Vending Operators Describe Experiences With Self Checkout Markets At National Automatic Merchandising Association OneShow In Chicago

The recent National Automatic Merchandising Association OneShow in Chicago featured self checkout markets that are currently available to operators. In order for attendees to better understand how these systems work, an "operator perspectives" panel was held on the show floor. Two vending operators discussed their experiences with the two most established systems, Retail 365 and Avanti Markets.

Richard Harvey, president of A&R Services LLC, Monument, Colo., described his experiences with Avanti Markets while Jeff Rank, vice president of foodservice at Sterling Services in Canton, Mich. discussed the Retail 365. Sterling Services is affiliated with Retail 365.

Harvey was enthusiastic about Avanti Markets. "That market took off with a bang," he said. "I'm really excited about it."

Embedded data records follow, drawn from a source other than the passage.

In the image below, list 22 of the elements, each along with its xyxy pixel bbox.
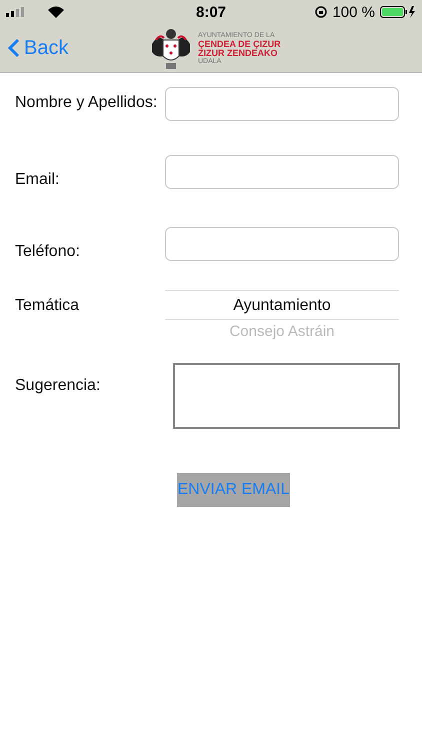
send-email-button[interactable]: ENVIAR EMAIL <box>177 473 290 507</box>
suggestion-field[interactable] <box>173 363 400 429</box>
text-field[interactable] <box>165 87 399 121</box>
status-time: 8:07 <box>196 4 226 20</box>
logo-text: ÇENDEA DE ÇIZUR <box>198 40 281 49</box>
text-field[interactable] <box>165 227 399 261</box>
field-label: Temática <box>15 297 80 315</box>
text-field[interactable] <box>165 155 399 189</box>
battery-charging-icon <box>380 6 416 18</box>
field-label: Email: <box>15 171 60 189</box>
battery-percent: 100 % <box>332 4 375 20</box>
back-button[interactable]: Back <box>8 36 68 60</box>
logo-text: ZIZUR ZENDEAKO <box>198 49 278 58</box>
chevron-left-icon <box>8 38 20 58</box>
signal-icon <box>6 7 24 17</box>
picker-option[interactable]: Consejo Astráin <box>165 320 399 344</box>
picker-option[interactable]: Ayuntamiento <box>165 290 399 320</box>
field-label: Teléfono: <box>15 243 81 261</box>
field-label: Nombre y Apellidos: <box>15 94 158 112</box>
wifi-icon <box>48 6 64 18</box>
rotation-lock-icon <box>315 6 328 18</box>
field-label: Sugerencia: <box>15 377 102 395</box>
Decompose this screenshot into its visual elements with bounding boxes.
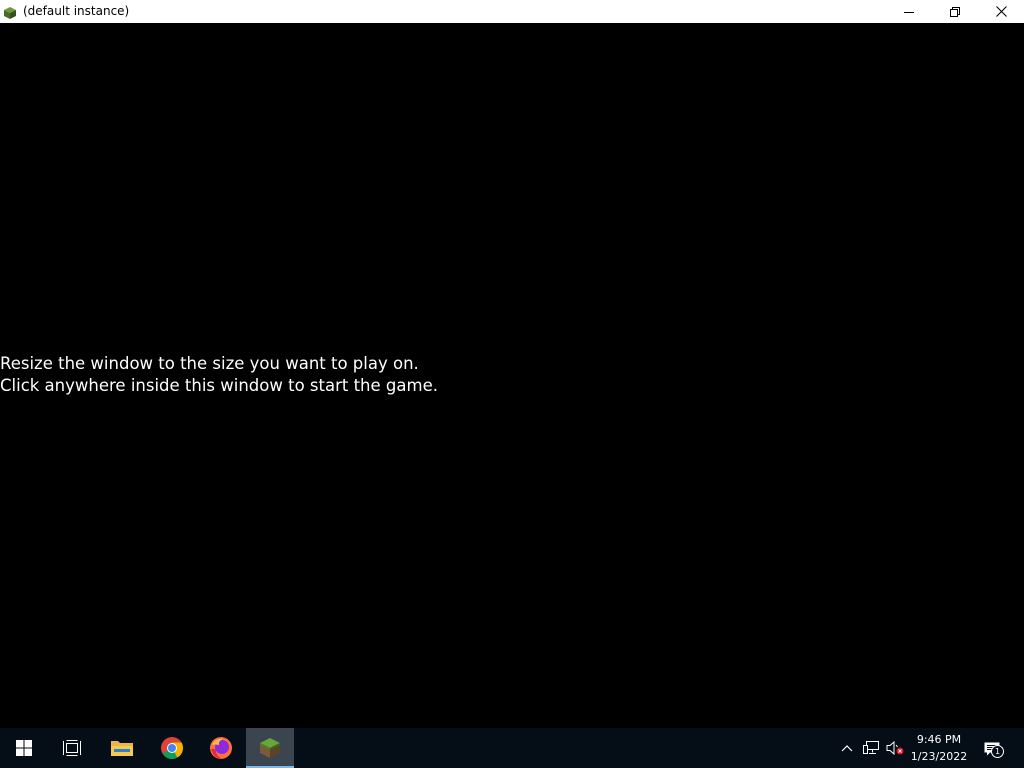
minimize-button[interactable] bbox=[886, 0, 932, 23]
action-center-button[interactable]: 1 bbox=[978, 728, 1006, 768]
taskbar: 9:46 PM 1/23/2022 1 bbox=[0, 728, 1024, 768]
chrome-button[interactable] bbox=[148, 728, 196, 768]
folder-icon bbox=[111, 741, 133, 756]
taskbar-clock[interactable]: 9:46 PM 1/23/2022 bbox=[906, 728, 972, 768]
windows-logo-icon bbox=[16, 740, 32, 756]
start-button[interactable] bbox=[0, 728, 48, 768]
game-canvas[interactable]: Resize the window to the size you want t… bbox=[0, 23, 1024, 728]
grass-block-icon bbox=[3, 5, 17, 19]
chrome-icon bbox=[161, 737, 183, 759]
clock-date: 1/23/2022 bbox=[910, 750, 968, 763]
grass-block-icon bbox=[260, 738, 280, 758]
click-instruction: Click anywhere inside this window to sta… bbox=[0, 376, 438, 395]
close-button[interactable] bbox=[978, 0, 1024, 23]
network-button[interactable] bbox=[860, 728, 882, 768]
chevron-up-icon bbox=[841, 745, 853, 752]
firefox-button[interactable] bbox=[197, 728, 245, 768]
window-title: (default instance) bbox=[23, 4, 130, 18]
firefox-icon bbox=[210, 737, 232, 759]
task-view-button[interactable] bbox=[48, 728, 96, 768]
restore-button[interactable] bbox=[932, 0, 978, 23]
resize-instruction: Resize the window to the size you want t… bbox=[0, 354, 419, 373]
show-hidden-icons-button[interactable] bbox=[838, 728, 856, 768]
notification-count-badge: 1 bbox=[991, 745, 1004, 758]
task-view-icon bbox=[63, 740, 81, 756]
volume-muted-icon bbox=[886, 741, 904, 755]
minecraft-button[interactable] bbox=[246, 728, 294, 768]
volume-button[interactable] bbox=[884, 728, 906, 768]
file-explorer-button[interactable] bbox=[98, 728, 146, 768]
window-titlebar[interactable]: (default instance) bbox=[0, 0, 1024, 23]
window-controls bbox=[886, 0, 1024, 23]
restore-icon bbox=[950, 6, 960, 17]
clock-time: 9:46 PM bbox=[916, 733, 962, 746]
network-icon bbox=[862, 741, 879, 754]
minimize-icon bbox=[904, 11, 914, 13]
close-icon bbox=[995, 6, 1007, 17]
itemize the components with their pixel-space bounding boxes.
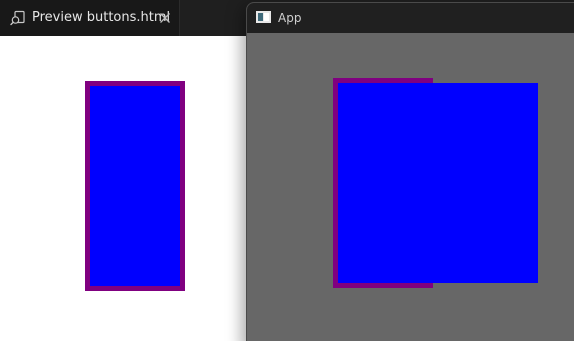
tab-label: Preview buttons.html	[32, 10, 171, 25]
app-title: App	[278, 11, 302, 25]
close-icon[interactable]	[158, 11, 172, 25]
window-icon	[256, 11, 271, 23]
screen: Preview buttons.html App	[0, 0, 574, 341]
app-title-bar[interactable]: App	[247, 3, 574, 33]
preview-button[interactable]	[85, 81, 185, 291]
app-button[interactable]	[338, 83, 538, 283]
app-window: App	[246, 2, 574, 341]
tab-preview-buttons[interactable]: Preview buttons.html	[0, 0, 180, 36]
preview-icon	[10, 10, 25, 26]
app-content	[247, 33, 574, 341]
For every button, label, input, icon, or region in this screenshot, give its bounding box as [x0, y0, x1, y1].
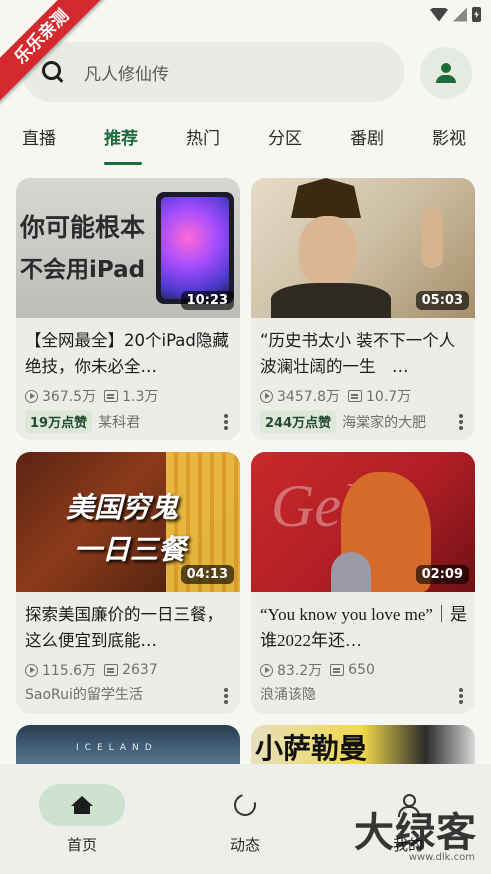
danmaku-count: 650 [348, 662, 375, 678]
video-stats: 367.5万 1.3万 [25, 386, 158, 406]
danmaku-count: 10.7万 [366, 389, 412, 405]
video-card[interactable]: 05:03 “历史书太小 装不下一个人波澜壮阔的一生 … 3457.8万 10.… [251, 178, 475, 440]
danmaku-icon [104, 390, 119, 402]
more-options-icon[interactable] [224, 688, 228, 704]
video-card[interactable]: 你可能根本 不会用iPad 10:23 【全网最全】20个iPad隐藏绝技，你未… [16, 178, 240, 440]
video-title: 探索美国廉价的一日三餐，这么便宜到底能… [25, 605, 223, 650]
view-count: 83.2万 [277, 663, 323, 679]
watermark: 大绿客 [354, 810, 477, 856]
tab-hot[interactable]: 热门 [186, 124, 220, 149]
tab-anime[interactable]: 番剧 [350, 124, 384, 149]
nav-activity[interactable]: 动态 [195, 784, 295, 855]
ribbon-label: 乐乐亲测 [0, 0, 110, 105]
nav-home[interactable]: 首页 [32, 784, 132, 855]
video-duration: 02:09 [415, 565, 469, 584]
video-duration: 10:23 [180, 291, 234, 310]
nav-label: 首页 [66, 836, 97, 854]
tab-live[interactable]: 直播 [22, 124, 56, 149]
thumbnail-text: 一日三餐 [74, 533, 187, 566]
video-thumbnail: 05:03 [251, 178, 475, 318]
tab-categories[interactable]: 分区 [268, 124, 302, 149]
thumbnail-text: 美国穷鬼 [66, 491, 179, 524]
video-thumbnail: Gel 02:09 [251, 452, 475, 592]
view-count: 367.5万 [42, 389, 97, 405]
author-name[interactable]: 浪涌该隐 [260, 684, 316, 704]
thumbnail-text: ICELAND [76, 743, 158, 753]
more-options-icon[interactable] [459, 688, 463, 704]
tab-indicator [104, 162, 142, 165]
danmaku-count: 1.3万 [122, 389, 159, 405]
danmaku-icon [330, 664, 345, 676]
play-count-icon [260, 663, 273, 677]
author-name[interactable]: 某科君 [98, 412, 140, 432]
video-card[interactable]: 美国穷鬼 一日三餐 04:13 探索美国廉价的一日三餐，这么便宜到底能… 115… [16, 452, 240, 714]
ipad-image [156, 192, 234, 304]
video-meta: SaoRui的留学生活 [25, 684, 143, 704]
author-name[interactable]: SaoRui的留学生活 [25, 684, 143, 704]
battery-icon [472, 7, 481, 22]
video-duration: 05:03 [415, 291, 469, 310]
view-count: 3457.8万 [277, 389, 340, 405]
video-meta: 244万点赞 海棠家的大肥 [260, 410, 426, 433]
video-title: “历史书太小 装不下一个人波澜壮阔的一生 … [260, 331, 456, 376]
corner-ribbon: 乐乐亲测 [0, 0, 110, 110]
video-stats: 115.6万 2637 [25, 660, 158, 680]
more-options-icon[interactable] [459, 414, 463, 430]
person-icon [435, 62, 457, 84]
author-name[interactable]: 海棠家的大肥 [342, 412, 426, 432]
video-thumbnail: 美国穷鬼 一日三餐 04:13 [16, 452, 240, 592]
danmaku-icon [348, 390, 362, 402]
home-icon [71, 796, 93, 814]
cell-signal-icon [453, 7, 467, 22]
tab-movies[interactable]: 影视 [432, 124, 466, 149]
video-meta: 浪涌该隐 [260, 684, 316, 704]
thumbnail-text: 你可能根本 [20, 213, 146, 242]
video-stats: 83.2万 650 [260, 660, 375, 680]
video-card[interactable]: Gel 02:09 “You know you love me”｜是谁2022年… [251, 452, 475, 714]
danmaku-icon [104, 664, 119, 676]
thumbnail-text: 不会用iPad [20, 257, 146, 283]
video-stats: 3457.8万 10.7万 [260, 386, 411, 406]
likes-badge: 244万点赞 [260, 410, 337, 433]
play-count-icon [25, 663, 38, 677]
profile-button[interactable] [420, 47, 472, 99]
video-meta: 19万点赞 某科君 [25, 410, 140, 433]
activity-icon [229, 789, 261, 821]
thumbnail-text: 小萨勒曼 [255, 732, 368, 765]
likes-badge: 19万点赞 [25, 410, 93, 433]
video-duration: 04:13 [180, 565, 234, 584]
tab-recommend[interactable]: 推荐 [104, 124, 138, 149]
wifi-icon [430, 7, 448, 22]
view-count: 115.6万 [42, 663, 97, 679]
play-count-icon [260, 389, 273, 403]
video-thumbnail: 你可能根本 不会用iPad 10:23 [16, 178, 240, 318]
nav-label: 动态 [229, 836, 260, 854]
category-tabs: 直播 推荐 热门 分区 番剧 影视 [0, 124, 491, 168]
video-title: 【全网最全】20个iPad隐藏绝技，你未必全… [25, 331, 229, 376]
danmaku-count: 2637 [122, 662, 158, 678]
more-options-icon[interactable] [224, 414, 228, 430]
watermark-url: www.dlk.com [408, 852, 475, 863]
play-count-icon [25, 389, 38, 403]
video-title: “You know you love me”｜是谁2022年还… [260, 605, 467, 650]
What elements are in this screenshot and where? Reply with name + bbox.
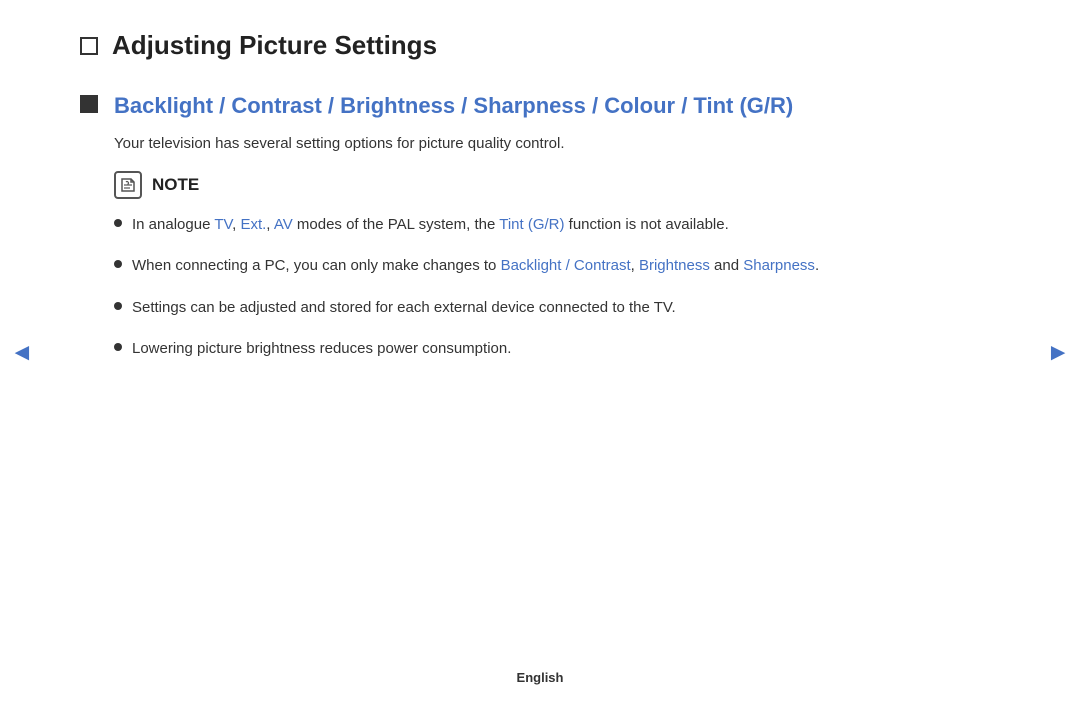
nav-arrow-left[interactable]: ◄ bbox=[10, 339, 34, 367]
link-backlight-contrast: Backlight / Contrast bbox=[501, 257, 631, 274]
bullet-list: In analogue TV, Ext., AV modes of the PA… bbox=[114, 213, 1000, 378]
list-item: In analogue TV, Ext., AV modes of the PA… bbox=[114, 213, 1000, 236]
section-description: Your television has several setting opti… bbox=[114, 133, 1000, 156]
link-av: AV bbox=[274, 216, 293, 233]
note-icon bbox=[114, 171, 142, 199]
link-brightness: Brightness bbox=[639, 257, 710, 274]
main-section: Backlight / Contrast / Brightness / Shar… bbox=[80, 91, 1000, 378]
note-label: NOTE bbox=[152, 175, 199, 195]
list-item: Settings can be adjusted and stored for … bbox=[114, 296, 1000, 319]
bullet-dot-icon bbox=[114, 343, 122, 351]
link-tv: TV bbox=[214, 216, 232, 233]
bullet-text-4: Lowering picture brightness reduces powe… bbox=[132, 337, 511, 360]
footer-language: English bbox=[517, 670, 564, 685]
nav-arrow-right[interactable]: ► bbox=[1046, 339, 1070, 367]
section-heading: Backlight / Contrast / Brightness / Shar… bbox=[114, 91, 1000, 121]
section-bullet-icon bbox=[80, 95, 98, 113]
page-container: Adjusting Picture Settings Backlight / C… bbox=[0, 0, 1080, 705]
section-content: Backlight / Contrast / Brightness / Shar… bbox=[114, 91, 1000, 378]
bullet-text-3: Settings can be adjusted and stored for … bbox=[132, 296, 676, 319]
note-header: NOTE bbox=[114, 171, 1000, 199]
link-tint: Tint (G/R) bbox=[499, 216, 564, 233]
list-item: When connecting a PC, you can only make … bbox=[114, 254, 1000, 277]
page-title: Adjusting Picture Settings bbox=[112, 30, 437, 61]
bullet-dot-icon bbox=[114, 219, 122, 227]
link-sharpness: Sharpness bbox=[743, 257, 815, 274]
title-checkbox-icon bbox=[80, 37, 98, 55]
bullet-text-1: In analogue TV, Ext., AV modes of the PA… bbox=[132, 213, 729, 236]
list-item: Lowering picture brightness reduces powe… bbox=[114, 337, 1000, 360]
bullet-text-2: When connecting a PC, you can only make … bbox=[132, 254, 819, 277]
bullet-dot-icon bbox=[114, 260, 122, 268]
page-title-row: Adjusting Picture Settings bbox=[80, 30, 1000, 61]
link-ext: Ext. bbox=[240, 216, 266, 233]
section-heading-text: Backlight / Contrast / Brightness / Shar… bbox=[114, 93, 793, 118]
note-svg-icon bbox=[119, 176, 137, 194]
bullet-dot-icon bbox=[114, 302, 122, 310]
note-box: NOTE In analogue TV, Ext., AV modes of t… bbox=[114, 171, 1000, 378]
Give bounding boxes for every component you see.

He said his first market has produced $6,500 per week in sales, consistently. He noted this triples the sales of a vending bank. He said profit margins are between 16 and 20 percent, which is much higher than vending.

Harvey said the market offers 350 different stock keeping units (SKUs). These include fresh food and vegetables.

He said he has a coffee bar set up in the market, which has a large variety of Keurig coffee offerings.

One benefit the market provides is that unlike vending, the tax is not included in the selling price, Harvey said. Instead, it is added after the product is selected.

Harvey said the products are pre-picked in the warehouse.

Sixty percent of the sales in the market are credit or debit, Harvey noted. "That speaks for cashless more than anything else," he said.

Harvey said the markets have to go in a secure location.

Asked what the minimum size account is needed for a market, Harvey said he looks for a site with 140 employees minimum.

He said it was initially difficult to get clients to understand the concept.

As a vending operator, Harvey said he was glad to have a service that is less competitive than vending. Instead of focusing his attention on competition, the self checkout market allows him to focus on serving the customer.

During the question and answer period, one attendee asked how the operators deal with locations that don't want employees to be tempted to steal product.

Rank said there are locations that don't want self checkout markets for this reason, but a professional human resources manager is not likely to hold this view.

Asked if the kiosk becomes inactive if the Internet connection gets disconnected, Rank said the kiosk is programmed to go "offline" and continue working. "There is no downtime," Rank said.

Asked how much money is needed to provide a market, Harvey said it typically costs $9,000 for the entire system, including software, kiosk, the coolers, the freezers and the surveillance cameras. He noted that he usually has four to eight cameras installed at each market.

Asked how often the markets are restocked, Harvey said it depends on the location, but his busiest market gets stocked five times a week.